So, I've been playing 1.8 SSP for a few days now, and I have some thoughts. For those of you who haven't had a chance to update and play it yet, these might serve as spoilers. If not, continue reading.
First off, I think most of the changes are fantastic. The new, larger biomes give the game a much more epic world-feel in that they actually feel more like a biome and less like a "What the heck was that?" I've already run into a village and mineshaft, both, and while the villages are hardly exemplary in their current state, mineshafts are amazing! They're a great source of iron ores, coal, and other minerals depending on their depth, and if you're afraid you might be stuck in them for a while, you can typically scavenge enough wood to make more torches or gather bread for healing and survival from the various chests contained therein.
The new combined hunger and healing model is a huge improvement over the stuff-your-face-til-your-hearts-are-full approach of gameplay, particularly once you've descended into the bowels of the earth. It is now almost mandatory that you carry a ration of food on your person should your stay extend into Minecraft days--or weeks. Even on normal, it's possible that your hearts will be depleted if you begin to starve, although you only die on hard mode. Healing over time plus the well fed self-regeneration bonus are a nice touch. It certainly adds more tension to the game when you have to cower in a dark corner while stuffing your face in the hopes that you'll regain enough health to kill the remaining mobs ahead of you to press on.
I suspect, though, that I'm going to wind up playing the game in either creative or peaceful mode until further improvements are made. My reasoning is simple: Hostile mobs are too easy now, and peaceful mobs become increasingly difficult to find the longer you stay in any given zone. Most hostile mobs drop with two shots from the charged bow, and your new ability to block incoming attacks from zombies with the right-click parry function of the sword renders them laughably easy. Passive mobs spawn more rarely now making food difficult to find, and as you kill them it's feasible that they'll cycle out with squid rendering you chickenless, pigless, cowless, and all other kinds of -less except squidless (and good luck swimming to the bottom of the sea to kill the half dozen or more squid clustering together in a massive bottom-feeding orgy).
The biggest change that really did it in for me tonight was the change to creepers.
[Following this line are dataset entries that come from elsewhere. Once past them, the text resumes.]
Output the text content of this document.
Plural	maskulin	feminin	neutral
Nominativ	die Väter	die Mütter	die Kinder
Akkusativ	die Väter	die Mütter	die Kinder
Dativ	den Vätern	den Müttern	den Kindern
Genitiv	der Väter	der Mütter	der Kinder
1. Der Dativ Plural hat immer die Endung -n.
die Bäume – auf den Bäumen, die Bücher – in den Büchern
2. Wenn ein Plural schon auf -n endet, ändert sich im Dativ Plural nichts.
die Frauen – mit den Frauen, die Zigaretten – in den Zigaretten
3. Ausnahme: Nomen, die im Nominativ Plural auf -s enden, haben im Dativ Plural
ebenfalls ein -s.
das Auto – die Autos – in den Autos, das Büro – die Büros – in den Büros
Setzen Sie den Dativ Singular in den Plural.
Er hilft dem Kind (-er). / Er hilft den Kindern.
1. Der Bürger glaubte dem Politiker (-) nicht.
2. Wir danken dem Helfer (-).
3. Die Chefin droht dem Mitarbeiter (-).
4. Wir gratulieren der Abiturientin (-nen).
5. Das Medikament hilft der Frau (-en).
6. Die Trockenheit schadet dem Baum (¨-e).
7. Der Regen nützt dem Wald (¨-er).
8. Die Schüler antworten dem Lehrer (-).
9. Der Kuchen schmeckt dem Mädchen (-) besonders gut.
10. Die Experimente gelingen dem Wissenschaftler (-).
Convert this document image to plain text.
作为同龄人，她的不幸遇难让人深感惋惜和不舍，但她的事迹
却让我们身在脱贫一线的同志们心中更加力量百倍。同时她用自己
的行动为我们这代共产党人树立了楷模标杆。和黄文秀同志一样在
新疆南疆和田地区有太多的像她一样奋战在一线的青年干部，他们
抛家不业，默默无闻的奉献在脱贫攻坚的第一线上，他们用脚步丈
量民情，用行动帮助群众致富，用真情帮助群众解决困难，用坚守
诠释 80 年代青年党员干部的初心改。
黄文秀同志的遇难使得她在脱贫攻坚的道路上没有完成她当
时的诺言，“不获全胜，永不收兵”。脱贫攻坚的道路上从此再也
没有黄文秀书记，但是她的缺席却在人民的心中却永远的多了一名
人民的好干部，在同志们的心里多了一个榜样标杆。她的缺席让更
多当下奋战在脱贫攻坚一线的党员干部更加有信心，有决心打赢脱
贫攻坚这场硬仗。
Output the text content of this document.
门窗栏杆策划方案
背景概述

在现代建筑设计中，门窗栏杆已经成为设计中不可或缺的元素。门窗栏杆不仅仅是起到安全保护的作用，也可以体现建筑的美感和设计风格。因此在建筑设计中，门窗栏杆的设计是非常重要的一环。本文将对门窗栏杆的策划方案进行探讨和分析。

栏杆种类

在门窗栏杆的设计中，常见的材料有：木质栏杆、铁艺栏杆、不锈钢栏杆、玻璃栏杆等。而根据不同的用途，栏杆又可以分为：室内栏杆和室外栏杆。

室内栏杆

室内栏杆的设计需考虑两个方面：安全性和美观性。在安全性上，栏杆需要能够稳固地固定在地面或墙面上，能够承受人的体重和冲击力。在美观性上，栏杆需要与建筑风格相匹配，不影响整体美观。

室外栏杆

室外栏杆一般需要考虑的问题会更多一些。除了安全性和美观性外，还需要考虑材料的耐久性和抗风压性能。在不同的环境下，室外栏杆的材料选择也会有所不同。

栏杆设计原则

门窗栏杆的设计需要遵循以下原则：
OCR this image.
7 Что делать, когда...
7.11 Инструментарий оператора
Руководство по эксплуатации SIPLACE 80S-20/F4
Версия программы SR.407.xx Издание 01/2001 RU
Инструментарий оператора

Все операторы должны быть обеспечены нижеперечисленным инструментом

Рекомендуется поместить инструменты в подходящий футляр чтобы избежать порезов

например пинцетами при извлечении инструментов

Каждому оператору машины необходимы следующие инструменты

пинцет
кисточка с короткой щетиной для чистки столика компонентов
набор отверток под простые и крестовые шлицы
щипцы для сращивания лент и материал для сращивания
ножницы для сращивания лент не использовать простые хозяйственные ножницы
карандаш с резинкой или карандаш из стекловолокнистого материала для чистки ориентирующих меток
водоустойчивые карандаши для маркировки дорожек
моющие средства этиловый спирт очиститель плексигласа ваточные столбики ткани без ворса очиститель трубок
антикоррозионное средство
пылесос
Prior to 1.8, creepers made absolutely no indication of their suicidal presence until they were on top of you with their iconic "hiss." Now, everything that moves makes a shuffling sound, including creepers. This absolutely destroys the fear of running around at night, because you can almost always hear a creeper well before it sees you, and definitely long before it's close enough to detonate. So far, I've only detonated a creeper once, and that's because I had my speakers muted. That's how ridiculous this is.
You may have noticed that I haven't mentioned Endermen yet. It's quite simple: They're not all that scary, and they're far more annoying than they are terrifying. My first encounter with one I angered intentionally ended quickly; it teleported up to me, and I ran inside only to find out that they can teleport indoors. Yes, I was indeed terrified when its gaping visage came charging toward me at lightning speed--with a block of grass in hand--and it nearly two-shotted me on normal difficulty. Yet, once I learned how to avoid them, they became less frightening and more of a nuisance. Now, as I wander the forests, I find missing tree trunks everywhere with the odd log, block of dirt, or leaf block placed in a bizarre spot. But the most annoying thing is that they neither place picked up blocks with regularity nor do they drop them upon death. It seems to me that the only thing Endermen excel at killing is the humble building block, which die off en masse alongside their captors at the rising of the sun. Left behind is a swathe of pockmarked terrain and trunkless trees that would drive anyone with even the slightest leanings toward OCD mad.
I'll be playing on peaceful from now on, because the hostile mobs are hardly all that dangerous anymore. Passive mobs spawn with such irregularity thanks to the animal husbandry code being absent (currently), although that's slated to be fixed; I just hope the game becomes a little more like the way it was when you were actually terrified to go outside your front door for fear of being blown to smithereens (and having your house reduced to a pile of rubble, too).